Local artists ‘have it their way’

By Meryl Fulinara

Forget the pickles, forget the lettuce and add extra brushes. Burger King is taking on a unique endeavor that pushes creativity and imagination to a new level.

Located in Wicker Park, Burger King Studio, 1904 W. North Ave., opened on Oct. 24. The gallery is a collaboration between Burger King Corporation and emerging local artists, to reach people on a more local level by tapping into Chicago’s arts community.

Lauren Ross, a spokeswoman for Burger King, said the corporation found emerging and upcoming Chicago artists through a local marketing company.

“Burger King has always been very concerned with how they reach their customers,” Ross said. “This is another way for them to do something more unconventional.”

Burger King Studio creates an interactive arts gallery that utilizes cutting-edge artists who will create not only artwork, but customize T-shirts and merchandise that celebrate the spirit of the restaurant’s “Have it your way” slogan, Ross said.

Some of the artists who were involved with the first event, “Have it Your Way Tees,” were Angel D’Amico, a freelance illustrator and designer; Erik DeBat, a graffitti artist who goes by the name Risk; and Charlie Owens, a mixed media artist.

The studio space is comparable to an average-sized boutique that can be found in Wicker Park. Each artist was responsible for a section of wall space, and the walls created one big mural piece, Ross said.

“All the artists are graphically inclined designer types,” Ross said. “Every artist had a section of the wall inspired by Burger King. Some were more obvious with their Burger King tie-ins, and some more


D’Amico, 25, created a mural that featured a black silhouette of the king that is featured in the fast-food chain’s commercials sporting a pimp cane.

“I came up with the idea [and] thought, ‘If Burger King is coming to Chicago wanting to represent Chicago artists, I should give the king his own artists environment and my interpretation of that,'” D’Amico said.

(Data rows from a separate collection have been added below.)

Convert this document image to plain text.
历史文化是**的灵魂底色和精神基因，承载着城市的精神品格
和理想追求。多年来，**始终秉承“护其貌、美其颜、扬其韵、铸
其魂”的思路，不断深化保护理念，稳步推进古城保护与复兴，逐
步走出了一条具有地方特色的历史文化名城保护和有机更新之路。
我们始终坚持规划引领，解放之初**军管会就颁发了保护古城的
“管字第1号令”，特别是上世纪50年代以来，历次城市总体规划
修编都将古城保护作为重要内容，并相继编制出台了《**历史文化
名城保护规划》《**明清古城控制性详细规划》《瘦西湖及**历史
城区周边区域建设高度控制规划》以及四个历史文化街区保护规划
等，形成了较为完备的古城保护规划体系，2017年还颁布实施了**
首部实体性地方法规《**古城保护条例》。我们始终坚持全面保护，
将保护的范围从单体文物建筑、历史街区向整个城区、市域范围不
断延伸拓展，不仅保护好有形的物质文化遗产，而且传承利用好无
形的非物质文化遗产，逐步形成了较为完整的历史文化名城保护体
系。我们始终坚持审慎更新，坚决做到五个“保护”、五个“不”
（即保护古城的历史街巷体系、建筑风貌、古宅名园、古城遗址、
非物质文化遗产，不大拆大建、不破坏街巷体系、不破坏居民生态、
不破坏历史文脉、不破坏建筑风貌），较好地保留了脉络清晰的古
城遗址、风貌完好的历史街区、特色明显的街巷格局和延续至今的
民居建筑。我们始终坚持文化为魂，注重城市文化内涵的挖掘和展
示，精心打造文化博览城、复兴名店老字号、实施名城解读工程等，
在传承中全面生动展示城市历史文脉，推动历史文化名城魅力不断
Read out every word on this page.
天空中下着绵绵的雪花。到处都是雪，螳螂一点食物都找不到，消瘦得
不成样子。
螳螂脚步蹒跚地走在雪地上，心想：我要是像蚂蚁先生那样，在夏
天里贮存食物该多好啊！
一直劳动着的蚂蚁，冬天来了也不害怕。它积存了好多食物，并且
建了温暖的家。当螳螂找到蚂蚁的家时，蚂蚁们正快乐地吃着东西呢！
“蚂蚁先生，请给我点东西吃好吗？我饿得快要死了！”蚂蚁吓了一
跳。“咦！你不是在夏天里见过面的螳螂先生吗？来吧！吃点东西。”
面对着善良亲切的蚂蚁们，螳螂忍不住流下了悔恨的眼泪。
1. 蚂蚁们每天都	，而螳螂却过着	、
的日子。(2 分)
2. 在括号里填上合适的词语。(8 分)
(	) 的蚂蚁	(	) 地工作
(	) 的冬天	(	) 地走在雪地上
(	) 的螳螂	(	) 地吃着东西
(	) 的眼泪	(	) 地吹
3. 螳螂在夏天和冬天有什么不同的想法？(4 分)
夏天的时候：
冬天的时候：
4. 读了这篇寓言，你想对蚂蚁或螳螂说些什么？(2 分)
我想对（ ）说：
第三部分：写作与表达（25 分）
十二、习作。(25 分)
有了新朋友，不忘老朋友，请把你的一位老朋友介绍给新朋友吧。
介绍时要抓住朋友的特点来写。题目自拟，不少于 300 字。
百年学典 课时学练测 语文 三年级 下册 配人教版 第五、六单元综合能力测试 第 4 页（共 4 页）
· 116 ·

The five artists then took elements of their mural designs and put them on silkscreens, Ross said. When people came in during the opening, they could mix and match the silkscreen designs and make T-shirts that they could take home.

“Everybody had their own style, but since it was focused around urban art and had to cater toward a Burger King theme, it all worked really well,” D’Amico said.

Urban art is making its mark, said Roger Rodriguez, one of the owners of Jugrnaut, 427 S. Dearborn St., a clothing boutique that specializes in street wear and features the artwork of urban artists.

Rodriguez said Chicago artists haven’t really been exposed, but now they are starting to get some recognition.

“Chicago’s urban culture is becoming more popular, especially with [Chicago music groups like] the Cool Kids getting nationwide recognition,” Rodriguez said.

Chicago was the first market for the Burger King Studio program. For the time being, Ross could not disclose the other cities that Burger King has in mind for other projects like the one in Chicago, but she did say that there was great response to the program.

The first event played host to about 600 people who came to the studio the first night, Ross said.

There will be two additional events at its Wicker Park location, one from Nov. 7-9, where additional artists will design Nike sneakers and Burger King crowns. The last event will be a skate-inspired studio space from Nov. 21-23. There will be skate ramps and skateboard decks designed by artists.

“A lot of people would say, ‘Oh, that’s whack,’ but it’s not,” Rodriguez said. “I think if corporations want to invest money in urban artists and help them get exposed, I’m all about that.”